“I’ll tell them,” he thought. “Maybe they can see through it, for I’ll be hanged if I can. ‘The alarm clock!’ I wonder if I would be justified in picking up the rest of the pieces, and seeing what I could make of them? No! Of course I couldn’t read another fellow’s letter, even to solve the mystery. It’s not serious enough for that.”
Then Tom, after another look at the scrap he had, thrust it into his pocket, as much for the sake of preventing it from falling into the hands of curiosity seekers, as for any other reason.
“We’ll see what Phil and Sid can make of it,” he mused, and then, hearing someone approaching, Tom hastened on to his own room.
“It certainly is queer,” said Phil, when Tom had told him the result of his little excursion. “I think I’d almost have picked up the whole letter.

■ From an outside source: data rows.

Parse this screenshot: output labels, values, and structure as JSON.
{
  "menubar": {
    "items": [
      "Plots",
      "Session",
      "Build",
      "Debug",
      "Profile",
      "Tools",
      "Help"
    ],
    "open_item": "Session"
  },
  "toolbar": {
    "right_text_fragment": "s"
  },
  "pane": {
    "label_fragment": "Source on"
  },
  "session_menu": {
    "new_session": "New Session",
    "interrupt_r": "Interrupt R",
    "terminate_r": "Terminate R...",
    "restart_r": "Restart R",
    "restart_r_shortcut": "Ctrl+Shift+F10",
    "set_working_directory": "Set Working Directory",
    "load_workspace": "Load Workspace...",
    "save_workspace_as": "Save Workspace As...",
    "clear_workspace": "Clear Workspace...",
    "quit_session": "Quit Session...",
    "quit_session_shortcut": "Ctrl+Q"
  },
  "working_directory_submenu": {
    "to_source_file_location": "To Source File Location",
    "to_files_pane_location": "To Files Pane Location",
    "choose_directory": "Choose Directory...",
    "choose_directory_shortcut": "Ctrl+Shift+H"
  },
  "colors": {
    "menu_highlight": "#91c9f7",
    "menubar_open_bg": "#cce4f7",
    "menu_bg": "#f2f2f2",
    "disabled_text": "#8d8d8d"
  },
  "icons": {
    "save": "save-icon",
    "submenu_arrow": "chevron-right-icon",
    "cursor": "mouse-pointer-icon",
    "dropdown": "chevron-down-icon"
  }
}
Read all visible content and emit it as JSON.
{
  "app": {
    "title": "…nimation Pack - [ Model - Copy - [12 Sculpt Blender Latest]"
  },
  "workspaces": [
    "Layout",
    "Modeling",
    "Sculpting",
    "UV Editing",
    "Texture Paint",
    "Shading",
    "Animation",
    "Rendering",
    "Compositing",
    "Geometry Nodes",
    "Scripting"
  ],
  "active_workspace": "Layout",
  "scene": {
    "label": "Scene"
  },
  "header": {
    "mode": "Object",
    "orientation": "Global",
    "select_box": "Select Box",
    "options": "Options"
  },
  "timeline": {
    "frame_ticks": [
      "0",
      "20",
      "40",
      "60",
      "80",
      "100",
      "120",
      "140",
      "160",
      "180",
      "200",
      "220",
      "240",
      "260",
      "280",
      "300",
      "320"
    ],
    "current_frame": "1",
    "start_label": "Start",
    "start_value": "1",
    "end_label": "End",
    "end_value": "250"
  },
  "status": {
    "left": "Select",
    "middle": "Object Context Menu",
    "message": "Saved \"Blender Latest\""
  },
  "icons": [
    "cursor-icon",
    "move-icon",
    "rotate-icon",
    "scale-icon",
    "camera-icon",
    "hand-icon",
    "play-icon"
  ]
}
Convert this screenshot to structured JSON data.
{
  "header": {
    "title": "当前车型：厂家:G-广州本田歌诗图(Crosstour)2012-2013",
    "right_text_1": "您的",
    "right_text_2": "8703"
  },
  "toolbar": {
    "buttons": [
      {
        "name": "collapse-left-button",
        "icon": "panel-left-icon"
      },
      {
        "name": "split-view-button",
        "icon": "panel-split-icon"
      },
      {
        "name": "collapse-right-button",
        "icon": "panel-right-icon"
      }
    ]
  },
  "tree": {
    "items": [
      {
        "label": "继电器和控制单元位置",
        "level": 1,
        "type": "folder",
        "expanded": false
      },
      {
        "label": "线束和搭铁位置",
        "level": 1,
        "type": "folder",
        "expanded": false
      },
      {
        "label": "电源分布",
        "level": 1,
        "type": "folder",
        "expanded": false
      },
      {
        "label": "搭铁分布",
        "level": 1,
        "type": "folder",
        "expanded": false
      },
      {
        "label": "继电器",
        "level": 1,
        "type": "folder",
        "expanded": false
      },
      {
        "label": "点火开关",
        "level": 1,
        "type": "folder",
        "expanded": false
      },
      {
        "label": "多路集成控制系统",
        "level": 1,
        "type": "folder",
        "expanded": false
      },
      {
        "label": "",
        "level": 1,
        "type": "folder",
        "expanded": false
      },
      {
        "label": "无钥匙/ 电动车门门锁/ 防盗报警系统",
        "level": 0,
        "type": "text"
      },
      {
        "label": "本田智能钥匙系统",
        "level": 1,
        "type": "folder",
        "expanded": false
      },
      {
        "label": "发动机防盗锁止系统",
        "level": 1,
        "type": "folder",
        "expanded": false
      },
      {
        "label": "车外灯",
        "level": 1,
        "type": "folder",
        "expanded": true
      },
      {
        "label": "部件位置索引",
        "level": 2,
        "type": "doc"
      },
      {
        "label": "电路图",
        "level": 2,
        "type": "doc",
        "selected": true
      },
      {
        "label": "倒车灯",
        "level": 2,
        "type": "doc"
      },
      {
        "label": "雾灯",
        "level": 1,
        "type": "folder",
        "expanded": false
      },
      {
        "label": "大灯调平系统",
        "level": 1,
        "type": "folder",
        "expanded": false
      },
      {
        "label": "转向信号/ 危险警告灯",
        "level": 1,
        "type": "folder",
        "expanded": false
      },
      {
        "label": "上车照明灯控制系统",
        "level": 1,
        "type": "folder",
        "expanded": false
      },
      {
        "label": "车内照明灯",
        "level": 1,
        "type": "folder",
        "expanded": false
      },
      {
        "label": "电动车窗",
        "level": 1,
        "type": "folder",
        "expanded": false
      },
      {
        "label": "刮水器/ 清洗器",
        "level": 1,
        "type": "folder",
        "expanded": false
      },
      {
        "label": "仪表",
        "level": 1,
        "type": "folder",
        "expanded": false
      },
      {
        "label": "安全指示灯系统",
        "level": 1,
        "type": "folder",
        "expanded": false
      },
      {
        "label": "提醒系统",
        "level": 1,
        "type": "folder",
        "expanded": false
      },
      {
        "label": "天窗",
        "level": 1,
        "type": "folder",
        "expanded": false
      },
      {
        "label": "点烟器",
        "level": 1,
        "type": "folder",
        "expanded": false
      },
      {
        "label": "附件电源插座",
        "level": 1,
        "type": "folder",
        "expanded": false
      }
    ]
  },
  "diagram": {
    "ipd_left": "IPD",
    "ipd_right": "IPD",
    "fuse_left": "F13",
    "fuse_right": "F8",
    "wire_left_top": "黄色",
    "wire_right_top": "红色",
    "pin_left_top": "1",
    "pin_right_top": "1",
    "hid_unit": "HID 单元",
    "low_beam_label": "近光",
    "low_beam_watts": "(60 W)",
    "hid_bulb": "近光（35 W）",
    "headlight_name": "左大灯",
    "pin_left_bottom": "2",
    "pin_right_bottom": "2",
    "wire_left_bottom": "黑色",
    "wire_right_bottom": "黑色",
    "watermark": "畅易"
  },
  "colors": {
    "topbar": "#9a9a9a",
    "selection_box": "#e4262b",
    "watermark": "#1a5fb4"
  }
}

Bascome couldn’t have cared much about it, or he wouldn’t have thrown the pieces into the hall. Guess I’ll go get ’em.”
“No, we can’t do a thing like that,” declared Sid quickly. “I know a better plan.”
“What?” inquired Tom.
“Let’s ask Wallops if he had a note to deliver to Bascome from Lenton. He may have gotten in our room by mistake.”
“Of course!” cried Tom, quickly. “The very thing. Maybe that will help clear it up.”
It was comparatively early, and Wallops was found in the janitors’ quarters.
“No,” he replied, in answer to Sid’s inquiry, “I haven’t seen Mr. Bascome or Mr. Lenton this evening, and I had no note for either of them, nor from one. And I wasn’t in your room.”